Search code examples
stringlua

Can I get scape characters still behave as such for a string provided by f:read() in Lua?


I'm working on a simple localization function for my scripts and, although it's starting to work quite well so far, I don't know how to avoid scape/special characters to be shown in UI as part of the text after feeding the widgets with the strings returned by f:read().

For example, if in a certain Strings.ES.txt's line I have: Ignorar \"Etiquetas de capa\", I'd expect backslashes didn't end showing up just like when I feed the widget with a normal string between doble quotes like: "Ignorar \"Etiquetas de capa\"", or at least have a way to avoid it. I've been trial-and-erroring with tostring() and load() functions and different (surely nonsense 🙄) concatenations like: load(tostring("[[" .. f:read()" .. ]]")) and such without any success, so here I'm again...

Do someone know if there is a way to get scape characters in a string returned by f:read() still behave as special as when they are found in a regular one?


Solution

  • I don't know how to avoid [e]scape/special characters to be shown in UI as part of the text

    What you want is to "unescape" or "unquote" a string to interpret escape sequences as if it were parsed as a quoted string by Lua.

    [...] with the strings returned by f:read() [...]

    The fact that this string was obtained using f:read() can be ignored; all that matters is that it is a string literal without quotes using quoted string escapes.

    I've been trial-and-erroring with tostring() and load() functions and different [...] concatenations like: load(tostring("[[" .. f:read()" .. ]]")) and such without any success [...]

    This is almost how to do it, except you chose the wrong string literal type: "Long" strings using pairs square brackets ([ and ]) do not interpret escape sequences at all; they are intended for including long, raw, possibly multiline strings in Lua programs and often come in handy when you need to represent literal strings with backslashes (e.g. regular expressions - not to be confused with Lua patterns, which use % for escapes, and lack the basic alternation operator of regular expressions).

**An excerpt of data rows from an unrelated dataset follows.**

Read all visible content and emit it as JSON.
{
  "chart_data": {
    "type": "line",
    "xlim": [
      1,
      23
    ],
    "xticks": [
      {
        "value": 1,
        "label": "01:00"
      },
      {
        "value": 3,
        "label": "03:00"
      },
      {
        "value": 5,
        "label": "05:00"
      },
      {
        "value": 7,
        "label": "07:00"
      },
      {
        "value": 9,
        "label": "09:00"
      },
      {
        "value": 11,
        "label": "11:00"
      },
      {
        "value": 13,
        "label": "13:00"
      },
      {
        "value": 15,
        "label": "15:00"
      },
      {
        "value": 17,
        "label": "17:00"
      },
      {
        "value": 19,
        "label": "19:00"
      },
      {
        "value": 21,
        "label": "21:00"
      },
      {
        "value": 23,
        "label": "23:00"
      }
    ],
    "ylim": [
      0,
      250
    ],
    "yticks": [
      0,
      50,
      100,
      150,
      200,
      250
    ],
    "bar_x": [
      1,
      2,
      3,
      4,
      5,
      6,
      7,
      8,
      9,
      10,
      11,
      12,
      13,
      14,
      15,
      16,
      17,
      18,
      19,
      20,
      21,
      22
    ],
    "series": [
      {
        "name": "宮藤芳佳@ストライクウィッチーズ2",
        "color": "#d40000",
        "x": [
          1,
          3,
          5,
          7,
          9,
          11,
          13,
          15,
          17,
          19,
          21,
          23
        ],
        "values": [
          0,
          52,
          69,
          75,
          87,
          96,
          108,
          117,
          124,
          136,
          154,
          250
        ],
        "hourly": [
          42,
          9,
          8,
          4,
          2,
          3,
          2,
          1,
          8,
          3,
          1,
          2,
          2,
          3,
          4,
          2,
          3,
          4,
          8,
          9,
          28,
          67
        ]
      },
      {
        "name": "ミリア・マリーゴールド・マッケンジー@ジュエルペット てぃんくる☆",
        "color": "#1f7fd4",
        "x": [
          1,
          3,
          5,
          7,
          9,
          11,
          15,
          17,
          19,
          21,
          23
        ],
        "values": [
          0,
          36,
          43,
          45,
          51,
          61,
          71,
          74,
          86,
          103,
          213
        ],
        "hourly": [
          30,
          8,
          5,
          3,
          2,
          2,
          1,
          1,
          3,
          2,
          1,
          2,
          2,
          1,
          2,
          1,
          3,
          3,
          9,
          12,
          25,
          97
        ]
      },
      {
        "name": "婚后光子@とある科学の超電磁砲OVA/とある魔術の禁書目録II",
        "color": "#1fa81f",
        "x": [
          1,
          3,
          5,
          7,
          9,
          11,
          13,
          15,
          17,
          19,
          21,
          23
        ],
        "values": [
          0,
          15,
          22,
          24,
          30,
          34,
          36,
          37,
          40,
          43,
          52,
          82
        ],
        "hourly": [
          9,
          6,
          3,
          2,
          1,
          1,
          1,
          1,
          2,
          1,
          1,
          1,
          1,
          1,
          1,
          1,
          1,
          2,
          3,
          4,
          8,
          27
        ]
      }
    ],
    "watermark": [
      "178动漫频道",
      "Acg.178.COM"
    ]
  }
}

    If you instead use single or double quotes to wrap the string, it will work fine:

    local function unescape_string(escaped)
        return assert(load(('return "%s"'):format(escaped)))()
    end
    

    this will produce a tiny Lua program (a "chunk") for each string, which just consists of return "<contents>". Recall that Lua chunks are just functions. Thus you can simply call the function to obtain the value of the string it returns. That way, Lua will interpret the escape sequences for us. The same approach is often used to use Lua for reading data serialized as Lua code.

    Note also the use of assert for error handling: load returns nil, err if there is a syntax error. To deal with this gracefully, we can wrap the call to load in assert: assert returns its first argument (the chunk returned by load) if it is truthy; otherwise, if it is falsy (e.g. nil in this case), assert errors, using its second argument as an error message. If you omit the assert and your input causes a syntax error, you will instead get a cryptic "attempt to call a nil value" error.

    You probably want to do additional validation, especially if these escaped strings are user-provided - otherwise a malicious string like str"; os.execute("...") can trivially invoke a remote code execution (RCE) vulnerability, allowing it to both execute Lua e.g. to block (while 1 do end), slow down or hijack your application, as well as shell commands using os.execute. To guard against this, searching for an unescaped closing quote should be sufficient (syntax errors e.g. through invalid escapes will still be possible, but RCE should not be possible excepting Lua interpreter bugs):

    local function unescape_string(escaped)
        -- match start & end of sequences of zero or more backslashes followed by a double quote
        for from, to in escaped:gmatch'()\\*()"' do
            -- number of preceding backslashes must be odd for the double quote to be escaped
            assert((to - from) % 2 ~= 0, "unescaped double quote")
        end
        return assert(load(('return "%s"'):format(escaped)))()
    end
    

    Alternatively, a more robust (but also more complex) and presumably more efficient way of unescaping this would be to manually implement escape sequences through string.gsub; that way you get full control, which is more suitable for user-provided input:

    -- Single-character backslash escapes of Lua 5.1 according to the reference manual: https://www.lua.org/manual/5.1/manual.html#2.1
    local escapes = {a = '\a', b = '\b', f = '\b', n = '\n', r = '\r', t = '\t', v = '\v', ['\\'] = '\\', ["'"] = "'", ['"'] = '"'}
    local function unescape_string(escaped)
        return escaped:gsub("\\(.)", escapes)
    end
    

    you may implement escapes here as you see fit; for example, this misses decimal escapes, which could easily be implemented as escaped:gsub("\\(%d%d?%d?)", string.char) (this uses coercion of strings to numbers in string.char and a replacement function as second argument to string.gsub).

    This function can finally be used straightforwardly as unescape_string(f:read()).